For Petanque is a game for men. And boys. (It’s not a rule, it’s just the way it is. I was asked several times if I would like to try, but I know not to place my skirt where it does not belong.) They start young. Here’s someone who knew how to handle the balls:
Back to pants. I have yet to see a single woman, young or old, in short pants of any sort. It’s all about skirts for the madame and the teeny set does the American jeans thing. So that the local girls who came out on their motorbikes to root for their boys, looked like this:
Men, on the other hand, young and old (by old, I mean older than me, of course) are heavily into cropped pants.
So this is the scene: they show up, they greet: salut! -- for the casual acquaintance, a handshake for the better pal and always kisses (yes, between men as well) on both cheeks for the "known you all my life" sort. And these are not air kisses, these are loud smackers to be heard a block away.
They stand around and talk (this takes a while), holding their boules behind their back. [There is a stance that is adopted – it is the man with boules stance and it looks like this:]

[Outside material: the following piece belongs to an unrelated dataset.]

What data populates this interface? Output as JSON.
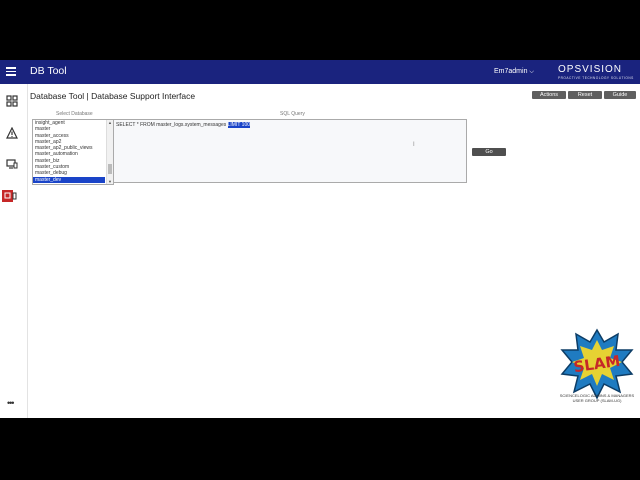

And then they play. They form teams. Here are the scorekeepers:
And then, in every corner, in the courtyard, in the gravel parking lot, in front of the Mairie, they start their games. Young and old, in mixed teams. Such grace there is in tossing that ball, to get it closer to the little tiny speck of a ball up ahead!

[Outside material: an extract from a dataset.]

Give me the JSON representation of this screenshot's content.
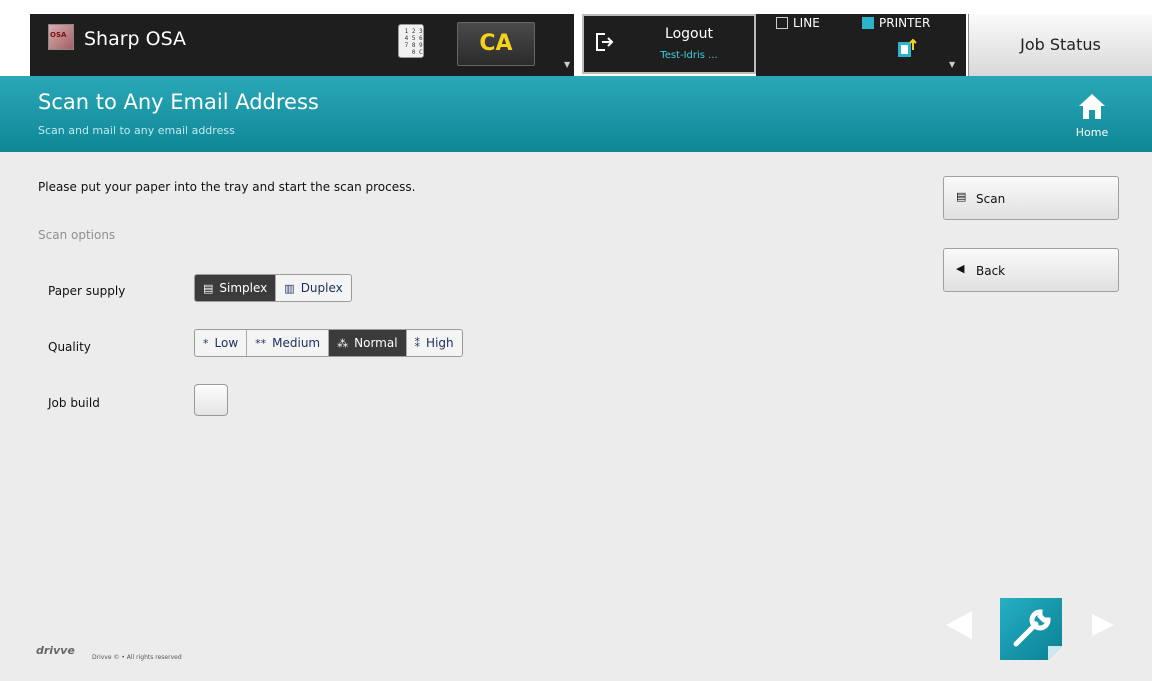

I had to smile thinking back to my loft in Madison. In front of it, they built a Petanque court. I do not know what they were thinking. No one I know in Madison knows how to play Petanque. My landlord bragged how it’s regulation size. It is finely graded and graveled.
Here, in the small village of Prades in Southern France, no one cares about finely graded and graveled. The gravel is uneven, they mark the starting line with their foot and they manifest such skill in tossing that thing about that you cannot tear yourself away from watching.

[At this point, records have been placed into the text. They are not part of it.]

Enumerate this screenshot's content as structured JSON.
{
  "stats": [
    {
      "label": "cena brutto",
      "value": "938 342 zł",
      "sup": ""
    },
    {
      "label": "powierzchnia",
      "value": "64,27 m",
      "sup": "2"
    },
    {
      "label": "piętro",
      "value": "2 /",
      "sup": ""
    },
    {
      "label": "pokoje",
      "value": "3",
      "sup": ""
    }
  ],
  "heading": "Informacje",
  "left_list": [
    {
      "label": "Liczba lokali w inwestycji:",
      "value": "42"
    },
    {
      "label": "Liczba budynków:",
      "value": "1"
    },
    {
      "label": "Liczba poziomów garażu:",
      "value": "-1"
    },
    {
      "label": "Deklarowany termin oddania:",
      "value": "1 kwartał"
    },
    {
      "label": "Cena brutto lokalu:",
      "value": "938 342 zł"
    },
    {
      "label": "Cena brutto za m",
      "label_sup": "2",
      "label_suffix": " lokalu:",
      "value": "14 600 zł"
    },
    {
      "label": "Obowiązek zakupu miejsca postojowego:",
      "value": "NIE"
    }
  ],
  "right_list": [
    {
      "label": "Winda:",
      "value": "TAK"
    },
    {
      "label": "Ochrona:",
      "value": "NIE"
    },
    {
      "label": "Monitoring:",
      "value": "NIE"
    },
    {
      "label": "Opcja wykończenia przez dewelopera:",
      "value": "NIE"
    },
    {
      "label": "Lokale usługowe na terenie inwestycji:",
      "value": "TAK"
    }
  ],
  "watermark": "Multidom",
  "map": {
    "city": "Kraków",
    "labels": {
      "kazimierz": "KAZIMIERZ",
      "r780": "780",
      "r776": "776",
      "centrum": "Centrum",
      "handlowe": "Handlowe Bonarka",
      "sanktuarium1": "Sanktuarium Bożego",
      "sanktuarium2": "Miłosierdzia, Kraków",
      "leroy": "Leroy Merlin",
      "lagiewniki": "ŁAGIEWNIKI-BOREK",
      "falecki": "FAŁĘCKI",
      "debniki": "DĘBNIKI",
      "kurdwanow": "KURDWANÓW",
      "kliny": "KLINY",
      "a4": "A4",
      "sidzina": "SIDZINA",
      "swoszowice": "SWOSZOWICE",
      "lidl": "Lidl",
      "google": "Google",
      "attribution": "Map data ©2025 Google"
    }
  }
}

But I did eventually turn away. The games went on for a long time, aided by a makeshift stand where soft drinks, wine and beer were sold by the glass (wine was cheapest, beer was the priciest).
Hiking back up the hill to Pierrerue, I passed the usual assortment of grape vines and stunning terrain, but what stood out and deserved a photo was the sight of a man working the fields on this brilliant day. Salut to you, too. Sorry you could not join the rest.
In Pierrerue, I found that at least a handful of men from my village had scorned the games of the neighbors. They were in front of the Mairie, engaged in their own Saturday routine. I watched and took a photo or two. They liked the attention. They bantered and egged each other on about messing up for the madame with the camera.
the men of Pierrerue
In the early evening I took the car down to St. Chinian. I needed a baguette for my dinner of a calamari salad back home. I passed the village square and remembered that I had arrived at this time exactly a week ago. I had noticed the older men and the boules then and here they were again. I stopped and watched. Is it Petanque as well? No, explained one. This is Boules Lyonaise. Played not on gravel but on packed dirt. It’s all about precision here. A guy marks spots carefully and measures distances with a marker.
I am told they have been playing for years. Petanque -- that’s just for fun. This is serious stuff. It used to be that every village had a Lyonaise team and there would be real competitions. Now, its’ mostly just in the towns, like St Chinian.
They don’t play boules in America? He asked, surprised.